Ten tweede zit de meerwaarde van de voorgestelde wijziging in de voordelen die het biedt voor de handhaving. Indien het adverteren strafbaar wordt gesteld, kan de NVWA namelijk direct handhavend optreden tegen adverteerders die niet beschikken over een vergunning. De vergunning voor tatoeëren en piercen wordt verstrekt door de GGD voor het gebruik van tatoeage- en piercingmateriaal. Om een overtreding te kunnen vaststellen, moeten toezichthouders, de GGD of de NVWA, dus een situatie aantreffen waarin gebruik wordt gemaakt van het tatoeage- en piercingmateriaal. Door advertenties op bijvoorbeeld sociale media, kan bij de NVWA op dit moment het vermoeden ontstaan dat tatoeages of piercings worden aangeboden, zonder dat de aanbieder beschikt over een vergunning. De NVWA zal dan echter nog bewijs van een overtreding van de vergunningplicht moeten verzamelen. Hiervoor moet worden vastgesteld dat de activiteiten tegen betaling worden uitgevoerd en dat men daadwerkelijk gebruik maakt van tatoeage- of piercingmateriaal, dan wel dat er sprake is van een daarvoor ingerichte ruimte. In veel gevallen worden de illegale activiteiten (werken zonder vergunning) aangeboden vanuit een thuissituatie. Voor het binnentreden van woningen gelden op grond van de Algemene wet op het binnentreden bijzondere voorschriften. Daarnaast is de aanpak van illegale activiteiten op het tatoeage- en piercinggebied via een advertentieverbod doelmatiger dan via het toezicht op het feitelijk verichten van werkzaamheden zonder vergunning. De meerwaarde van de voorgestelde regels zit dus vooral in een efficiëntere wijze van handhaving van het verbod.

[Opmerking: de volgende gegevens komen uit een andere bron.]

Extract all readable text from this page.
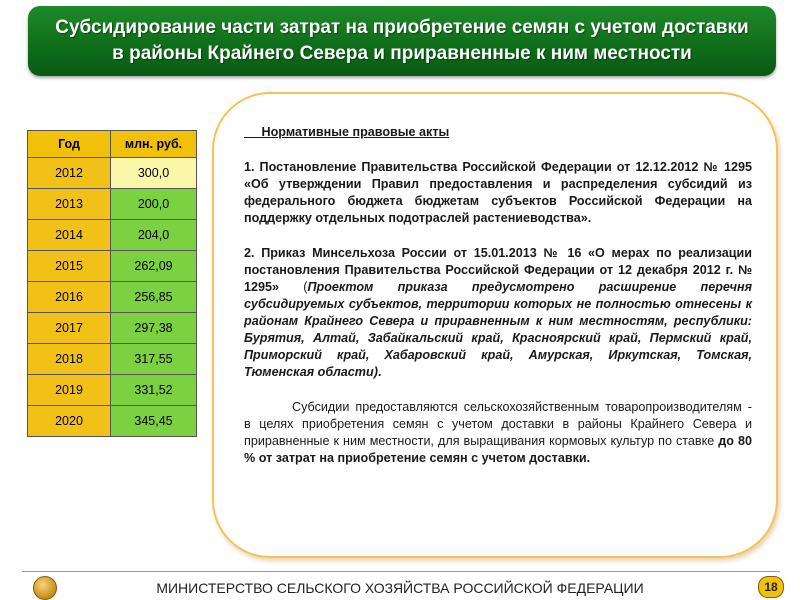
Субсидирование части затрат на приобретение семян с учетом доставки
в районы Крайнего Севера и приравненные к ним местности
Год	млн. руб.
2012	300,0
2013	200,0
2014	204,0
2015	262,09
2016	256,85
2017	297,38
2018	317,55
2019	331,52
2020	345,45
Нормативные правовые акты

1. Постановление Правительства Российской Федерации от 12.12.2012 № 1295 «Об утверждении Правил предоставления и распределения субсидий из федерального бюджета бюджетам субъектов Российской Федерации на поддержку отдельных подотраслей растениеводства».

2. Приказ Минсельхоза России от 15.01.2013 № 16 «О мерах по реализации постановления Правительства Российской Федерации от 12 декабря 2012 г. № 1295» (Проектом приказа предусмотрено расширение перечня субсидируемых субъектов, территории которых не полностью отнесены к районам Крайнего Севера и приравненным к ним местностям, республики: Бурятия, Алтай, Забайкальский край, Красноярский край, Пермский край, Приморский край, Хабаровский край, Амурская, Иркутская, Томская, Тюменская области).

Субсидии предоставляются сельскохозяйственным товаропроизводителям - в целях приобретения семян с учетом доставки в районы Крайнего Севера и приравненные к ним местности, для выращивания кормовых культур по ставке до 80 % от затрат на приобретение семян с учетом доставки.

МИНИСТЕРСТВО СЕЛЬСКОГО ХОЗЯЙСТВА РОССИЙСКОЙ ФЕДЕРАЦИИ	18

De leden van de VVD-fractie vragen of de regering een inschatting kan geven van het aantal of het marktaandeel van tatoeëerders en piercers zonder vergunning?

Het is moeilijk een inschatting te geven van het marktaandeel van tatoeëerders en piercers zonder vergunning. Ze zijn immers illegaal, zodat een registratie ontbreekt. In een rapport van Research voor Beleid uit 2011 wordt op basis van consumentenonderzoek geschat dat tot 5 procent van de tatoeages en piercings in de voorafgaande jaren in een niet speciaal ingerichte ruimte is gezet.3 Er kan vanuit worden gegaan dat dit om studio’s zonder vergunning ging.

De leden van de VVD-fractie vragen ook of de regering kan toelichten waarom zij haar maatregelen niet direct richt op het aanpakken van personen zonder vergunning, maar op de reclame-uitingen van deze personen?

Er zijn ook maatregelen die zich direct richten op het aanpakken van personen zonder vergunning. Het zetten van een tatoeage of piercing zonder vergunning, voor zover hiervoor wel een vergunning is vereist, is verboden op grond van artikel 3, in samenhang met artikel 2, van het Warenwetbesluit tatoeëren en piercen. Op basis van het Warenwetbesluit bestuurlijke boeten kan voor overtreding van deze artikelen een boete worden opgelegd. Voor de verdere beantwoording van deze vraag wordt verwezen naar het antwoord op de andere vraag van de leden van de VVD-fractie over de toegevoegde waarde van het voorgestelde verbod op het aanprijzen van tatoeëren en piercen zonder vergunning.

De leden van de VVD-fractie vragen verder hoe effectief de regering verwacht dat de in dit wetsvoorstel aangekondigde maatregelen zullen zijn. Verwacht de regering dat significant minder mensen bij deze personen zonder vergunning terecht zullen komen, omdat zij geen reclame meer mogen maken? Zo ja, waarop baseert de regering dit? Zo nee, hoe dragen deze maatregelen dan bij aan de bescherming van de volksgezondheid?

Indien direct handhavend kan worden opgetreden tegen het werven van klanten door niet-vergunninghouders, zal het aandeel cliënten dat bij deze ondernemers terecht komt, naar verwachting dalen, omdat zij het publiek, ook via internet en de sociale media, niet meer kunnen bereiken.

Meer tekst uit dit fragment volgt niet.